Burtynsky's first major series was devoted to railcuts: the passage of train tracks through an inhospitable environment across which human designers have engineered an aggressive scarification of the land. Whilst still to some degree reflecting a specifically national aesthetic, charting the ambivalent violence of the Canadian frontier wherein technology has served as a tool of both civilisation and alienation, many of the major characteristics which were to define Burtynsky's oeuvre were already visible.

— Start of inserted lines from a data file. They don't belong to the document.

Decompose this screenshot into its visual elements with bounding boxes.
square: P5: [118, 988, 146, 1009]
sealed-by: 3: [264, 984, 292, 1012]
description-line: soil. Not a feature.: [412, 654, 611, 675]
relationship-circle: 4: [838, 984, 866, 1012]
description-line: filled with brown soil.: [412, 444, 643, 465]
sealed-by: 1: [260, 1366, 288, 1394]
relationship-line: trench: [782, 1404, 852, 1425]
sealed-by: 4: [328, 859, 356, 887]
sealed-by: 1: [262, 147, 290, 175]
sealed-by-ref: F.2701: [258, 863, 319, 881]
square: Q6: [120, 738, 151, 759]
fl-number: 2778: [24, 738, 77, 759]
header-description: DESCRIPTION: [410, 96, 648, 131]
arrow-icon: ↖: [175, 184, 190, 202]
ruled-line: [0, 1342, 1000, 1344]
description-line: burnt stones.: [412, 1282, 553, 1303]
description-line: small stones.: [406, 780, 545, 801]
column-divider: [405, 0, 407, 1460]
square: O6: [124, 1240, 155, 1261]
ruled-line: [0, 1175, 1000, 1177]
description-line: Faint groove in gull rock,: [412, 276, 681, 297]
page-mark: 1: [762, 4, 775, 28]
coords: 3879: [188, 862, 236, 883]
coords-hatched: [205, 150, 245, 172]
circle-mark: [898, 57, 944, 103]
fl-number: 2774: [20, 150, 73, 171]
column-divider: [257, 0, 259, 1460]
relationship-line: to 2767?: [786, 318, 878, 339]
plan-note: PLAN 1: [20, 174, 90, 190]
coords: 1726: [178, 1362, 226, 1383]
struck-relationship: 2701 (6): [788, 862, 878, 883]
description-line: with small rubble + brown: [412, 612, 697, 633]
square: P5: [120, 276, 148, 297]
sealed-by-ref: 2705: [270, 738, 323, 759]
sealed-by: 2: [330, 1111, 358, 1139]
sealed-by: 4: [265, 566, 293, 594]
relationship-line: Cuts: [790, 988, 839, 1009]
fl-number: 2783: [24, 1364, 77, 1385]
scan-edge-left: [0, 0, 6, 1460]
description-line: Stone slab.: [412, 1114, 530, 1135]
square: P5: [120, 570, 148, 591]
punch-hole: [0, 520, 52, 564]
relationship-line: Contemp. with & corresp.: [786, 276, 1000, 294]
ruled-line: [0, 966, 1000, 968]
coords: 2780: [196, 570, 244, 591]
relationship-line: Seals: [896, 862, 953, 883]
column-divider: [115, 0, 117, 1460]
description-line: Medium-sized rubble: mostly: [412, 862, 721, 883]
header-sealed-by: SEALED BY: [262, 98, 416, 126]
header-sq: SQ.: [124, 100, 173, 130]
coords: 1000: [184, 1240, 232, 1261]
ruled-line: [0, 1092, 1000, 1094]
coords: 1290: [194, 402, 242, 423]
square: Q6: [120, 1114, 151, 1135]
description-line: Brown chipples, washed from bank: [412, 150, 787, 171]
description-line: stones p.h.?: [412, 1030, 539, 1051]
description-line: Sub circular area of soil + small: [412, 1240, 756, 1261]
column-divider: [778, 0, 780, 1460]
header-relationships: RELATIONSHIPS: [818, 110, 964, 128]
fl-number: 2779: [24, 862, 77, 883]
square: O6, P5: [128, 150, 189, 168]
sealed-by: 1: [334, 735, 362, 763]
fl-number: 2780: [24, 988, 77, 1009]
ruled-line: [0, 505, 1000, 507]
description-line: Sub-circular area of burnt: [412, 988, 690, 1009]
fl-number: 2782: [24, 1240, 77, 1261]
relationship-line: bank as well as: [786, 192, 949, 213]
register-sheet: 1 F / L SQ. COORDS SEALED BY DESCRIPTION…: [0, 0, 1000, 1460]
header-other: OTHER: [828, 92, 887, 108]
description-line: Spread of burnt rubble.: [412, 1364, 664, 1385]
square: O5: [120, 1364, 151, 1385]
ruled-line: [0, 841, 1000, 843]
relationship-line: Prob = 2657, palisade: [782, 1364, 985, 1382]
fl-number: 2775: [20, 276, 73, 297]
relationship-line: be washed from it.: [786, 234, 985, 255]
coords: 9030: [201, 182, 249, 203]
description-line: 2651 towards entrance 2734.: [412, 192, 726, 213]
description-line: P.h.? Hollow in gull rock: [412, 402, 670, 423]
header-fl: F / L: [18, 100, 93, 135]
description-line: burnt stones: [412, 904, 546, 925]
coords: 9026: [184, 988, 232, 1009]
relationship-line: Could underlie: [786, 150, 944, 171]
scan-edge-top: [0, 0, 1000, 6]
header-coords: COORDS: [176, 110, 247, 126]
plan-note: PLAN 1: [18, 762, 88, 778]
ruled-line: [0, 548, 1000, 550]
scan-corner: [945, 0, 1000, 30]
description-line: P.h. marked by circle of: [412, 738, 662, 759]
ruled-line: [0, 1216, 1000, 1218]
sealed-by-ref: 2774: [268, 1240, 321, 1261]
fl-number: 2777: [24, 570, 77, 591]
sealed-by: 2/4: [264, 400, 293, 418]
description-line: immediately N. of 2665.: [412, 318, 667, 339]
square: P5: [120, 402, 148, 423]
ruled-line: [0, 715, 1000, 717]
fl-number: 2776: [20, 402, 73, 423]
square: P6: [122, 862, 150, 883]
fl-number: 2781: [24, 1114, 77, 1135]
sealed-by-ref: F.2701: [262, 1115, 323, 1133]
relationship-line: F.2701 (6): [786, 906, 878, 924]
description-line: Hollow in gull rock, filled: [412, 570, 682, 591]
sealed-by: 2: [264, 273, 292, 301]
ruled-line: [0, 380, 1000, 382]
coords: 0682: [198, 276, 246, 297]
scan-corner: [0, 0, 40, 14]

Marshall says that these characteristics include:
human technology and capitalism as violent forces which radically transform the landscape to produce spectacles even more awesome and sublime than those they replace ("industrial incursions into the landscape", as Burtynsky has described them; nd); technology as an interlinked nexus whose function is to create associations between places, landscapes, societies and capital; large scale imagery filled with detail, especially that of the stressed, fractured surface (rock faces, and so on); a tendency towards an abstracted vision of place in line with what Philip Goldswain has called the New Topographics' perspective of the "empty terrain vague of the American city" (... or the similarly depopulated vistas of Canada's own Group of Seven painters ....; and a photographic practice increasingly based on tracing thematic concepts and categorical definitions across a visually diverse but aesthetically formalised and unified visual field (railcuts, mines, quarries, tailings, the extraction and consumption of oil, etcetera).
Burtynsky's wide but precise cropping, his organised viewing of potentially chaotic visual material, and the clear delineations of blocks of tonality and line which his imagery offers, was to define his mature style from this period onwards.